Exercise 1:
Exercise 1 was pretty similar to the Exercise 8 question that we also had to do with the mbox text files, minus the need for splitting the lines into individual strings (overall counterproductive to take apart strings, just to put them back together again). However, it is possible to apply the “.upper” method to each string to put them into all caps.
Exercise 2:
One of the examples in the reading showed that there’s a “.startswith” method that looks for lines that begin with the inputted string. Therefore, I used this to filter for lines that begun with “X-DPSAM-Confidence”, and split apart the resulting lines to isolate the numbers. After that it’s just a matter of calculating the averages.

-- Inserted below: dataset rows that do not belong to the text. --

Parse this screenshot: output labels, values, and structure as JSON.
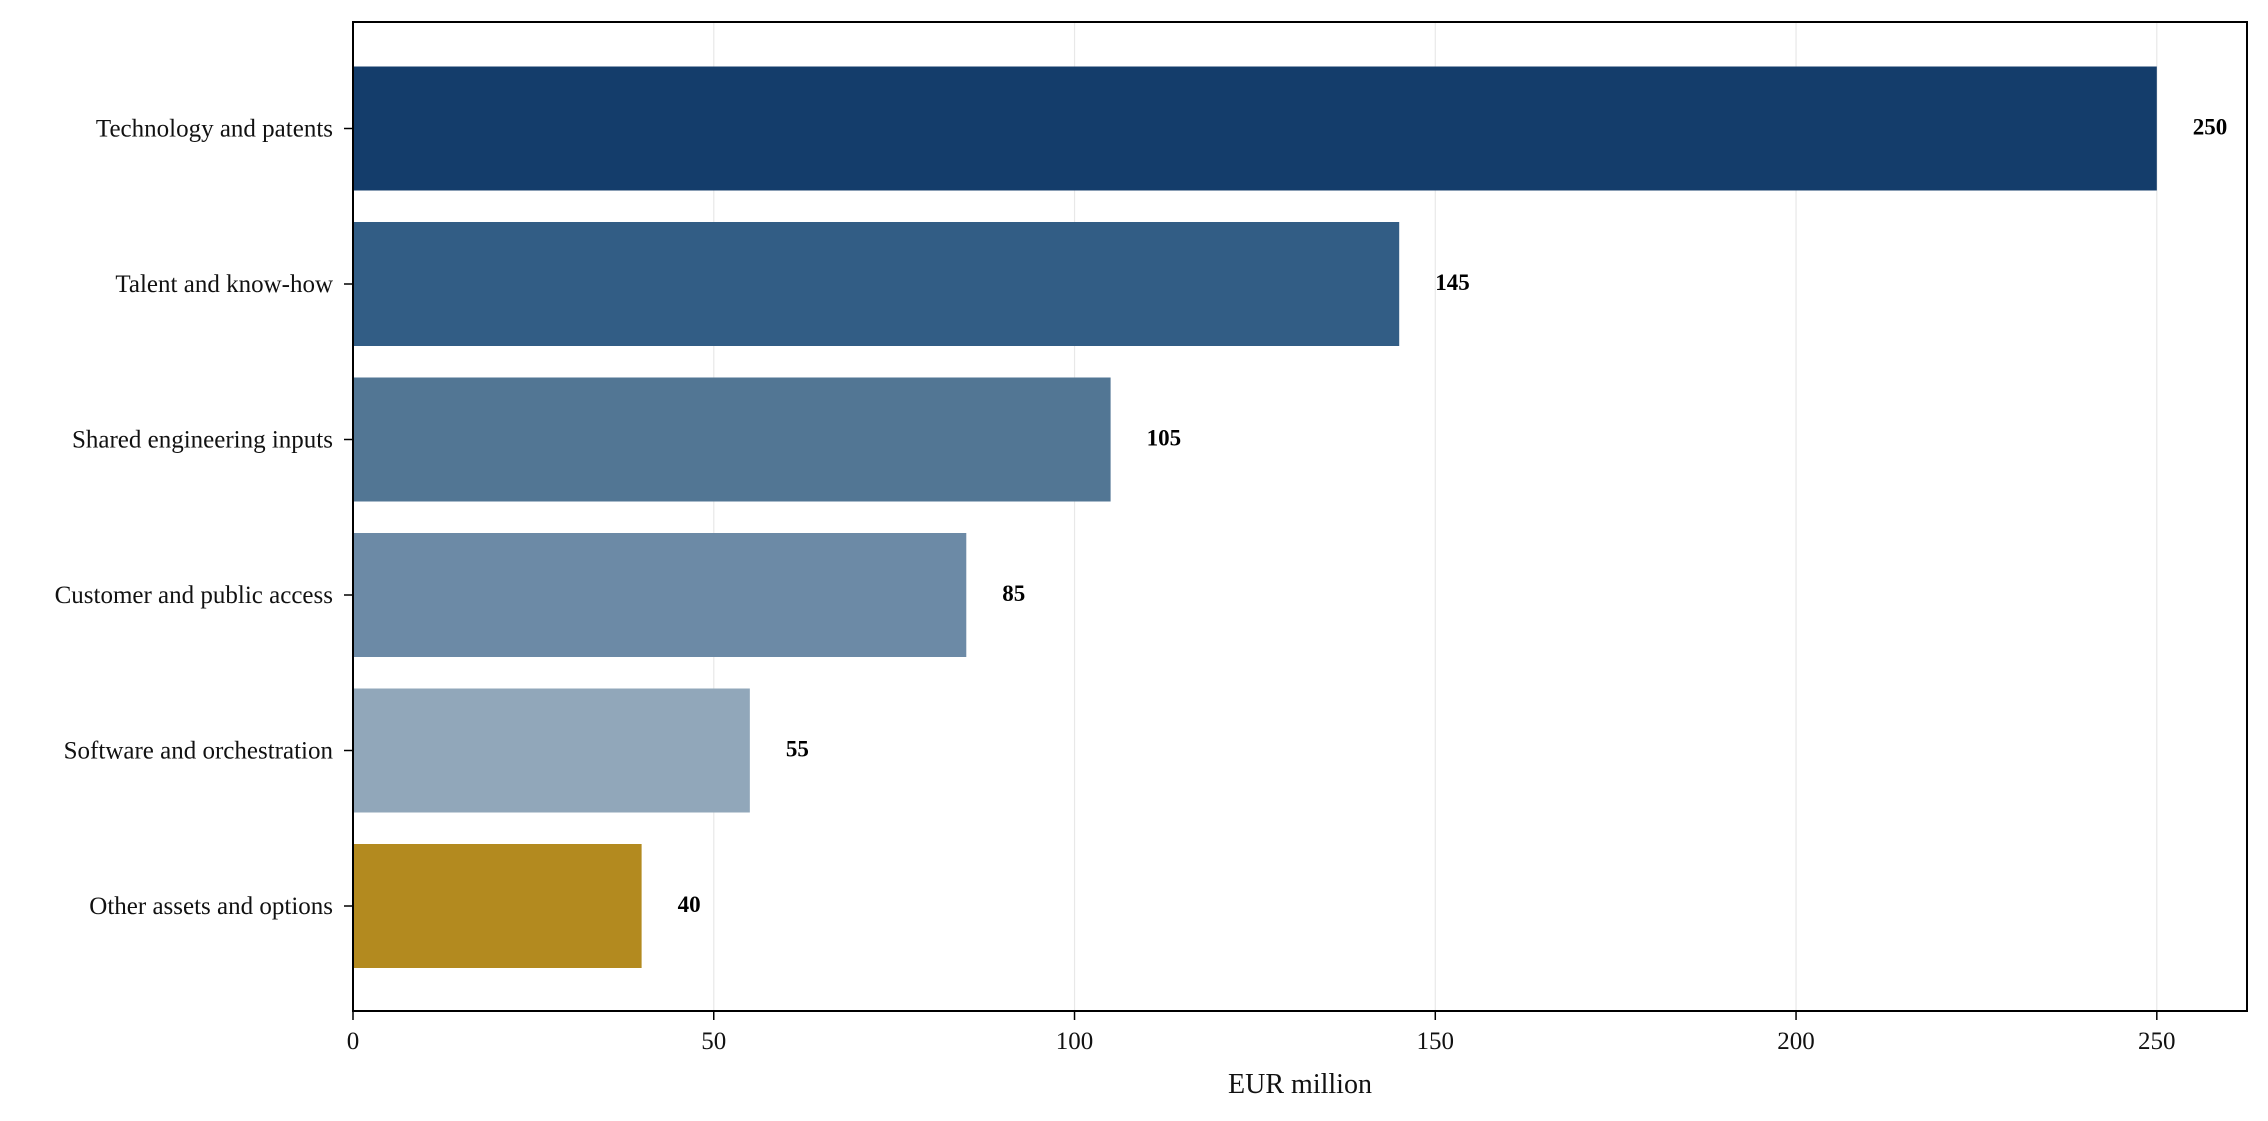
{
  "chart_data": {
    "type": "bar",
    "orientation": "horizontal",
    "categories": [
      "Technology and patents",
      "Talent and know-how",
      "Shared engineering inputs",
      "Customer and public access",
      "Software and orchestration",
      "Other assets and options"
    ],
    "values": [
      250,
      145,
      105,
      85,
      55,
      40
    ],
    "data_labels": [
      "250",
      "145",
      "105",
      "85",
      "55",
      "40"
    ],
    "colors": [
      "#143d6b",
      "#325d85",
      "#527694",
      "#6c8aa6",
      "#91a7ba",
      "#b38a1f"
    ],
    "xlabel": "EUR million",
    "ylabel": "",
    "title": "",
    "xlim": [
      0,
      262.5
    ],
    "xticks": [
      0,
      50,
      100,
      150,
      200,
      250
    ],
    "xtick_labels": [
      "0",
      "50",
      "100",
      "150",
      "200",
      "250"
    ],
    "grid": "vertical",
    "legend": "none"
  }
}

It was enlightening to learn of the .startswith method. Also, at first, I accidentally split the lines one level too deep (at the words level), so I ended up isolating individual characters.
Exercise 3:
Fairly straightforward, as it only needed an if/else conditional to separate the cases. Though one strange thing- my print statement differs from the original example as the commas carried over when I ran it. I still haven’t really figured out why though.
Exercise 4:
It was tricky getting a grasp of the lists of lists’ properties (especially the fact that breaking apart the list gives entire rows that are able to be indexed theselves). It’s overall a lot closer to human thinking that I initially thought (I thought that the “rows” were equivalent to pointers, rather than the whole row itself).